Report: Google confesses to taking private data

The United Kingdom’s Daily Mail reports that Google has admitted its Street View cars collected private data – including passwords and emails – while roaming British streets.

Google was accused of spying on households yesterday after it
admitted secretly copying passwords and private emails from home
computers.

The internet search giant was forced to confess it
had downloaded personal data during its controversial Street View
project, when it photographed virtually every street in Britain.

In
an astonishing invasion of privacy, it admitted entire emails, web
pages and even passwords were ‘mistakenly collected’ by antennae on its
high-tech Street View cars.

Privacy campaigners accused the company of spying and branded its behaviour ‘absolutely scandalous’.

The
Information Commissioner’s Office said it would launch a new
investigation. Scotland Yard is already considering whether the company
has broken the law.

Google executive Alan Eustace issued a
grovelling apology and said the company was ‘mortified’, adding: ‘We’re
acutely aware that we failed badly.’

Many Tech-Out readers probably have their WLAN settings as secure as they can make them, but may want to take some time to double-check their settings.
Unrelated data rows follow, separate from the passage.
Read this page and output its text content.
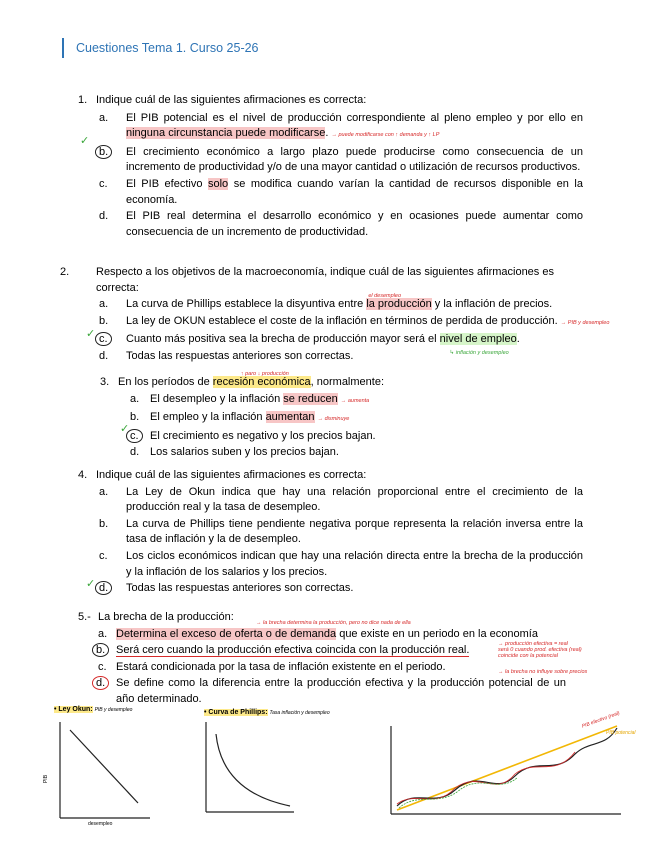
Cuestiones Tema 1. Curso 25-26
1. Indique cuál de las siguientes afirmaciones es correcta:
a. El PIB potencial es el nivel de producción correspondiente al pleno empleo y por ello en ninguna circunstancia puede modificarse. → puede modificarse con ↑ demanda y ↑ LP
b.	El crecimiento económico a largo plazo puede producirse como consecuencia de un incremento de productividad y/o de una mayor cantidad o utilización de recursos productivos.
c. El PIB efectivo solo se modifica cuando varían la cantidad de recursos disponible en la economía.
d. El PIB real determina el desarrollo económico y en ocasiones puede aumentar como consecuencia de un incremento de productividad.
✓
2. Respecto a los objetivos de la macroeconomía, indique cuál de las siguientes afirmaciones es correcta:
a. La curva de Phillips establece la disyuntiva entre la producción
el desempleo
y la inflación de precios.
b. La ley de OKUN establece el coste de la inflación en términos de perdida de producción. → PIB y desempleo
c.	Cuanto más positiva sea la brecha de producción mayor será el nivel de empleo
↳ inflación y desempleo
.
d. Todas las respuestas anteriores son correctas.
✓
3. En los períodos de recesión económica
↑ paro ↓ producción
, normalmente:
a. El desempleo y la inflación se reducen → aumenta
b. El empleo y la inflación aumentan → disminuye
c.	El crecimiento es negativo y los precios bajan.
d. Los salarios suben y los precios bajan.
✓
4. Indique cuál de las siguientes afirmaciones es correcta:
a. La Ley de Okun indica que hay una relación proporcional entre el crecimiento de la producción real y la tasa de desempleo.
b. La curva de Phillips tiene pendiente negativa porque representa la relación inversa entre la tasa de inflación y la de desempleo.
c. Los ciclos económicos indican que hay una relación directa entre la brecha de la producción y la inflación de los salarios y los precios.
d.	Todas las respuestas anteriores son correctas.
✓
5.- La brecha de la producción:	→ la brecha determina la producción, pero no dice nada de ella
a. Determina el exceso de oferta o de demanda que existe en un periodo en la economía
b. Será cero cuando la producción efectiva coincida con la producción real.	→ producción efectiva = real
será 0 cuando prod. efectiva (real)
coincide con la potencial
c. Estará condicionada por la tasa de inflación existente en el periodo.	→ la brecha no influye sobre precios
d. Se define como la diferencia entre la producción efectiva y la producción potencial de un año determinado.
• Ley Okun: PIB y desempleo
PIB
desempleo
• Curva de Phillips: Tasa inflación y desempleo	PIB efectivo (real)
PIB potencial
Besides the question of whether Google broke any laws in the UK, this country or another others in its Street View activities, the greater question is how willing users should be when it comes to voluntarily giving Google and other companies access to personal information.

This writer uses Google and Facebook, even though it’s obvious those companies services are designed to attract customers to data mining operations. If the government admitted to warrantless spying on everyday Americans, the public (one assumes) would be outraged. Is it any better for a private company to do the same?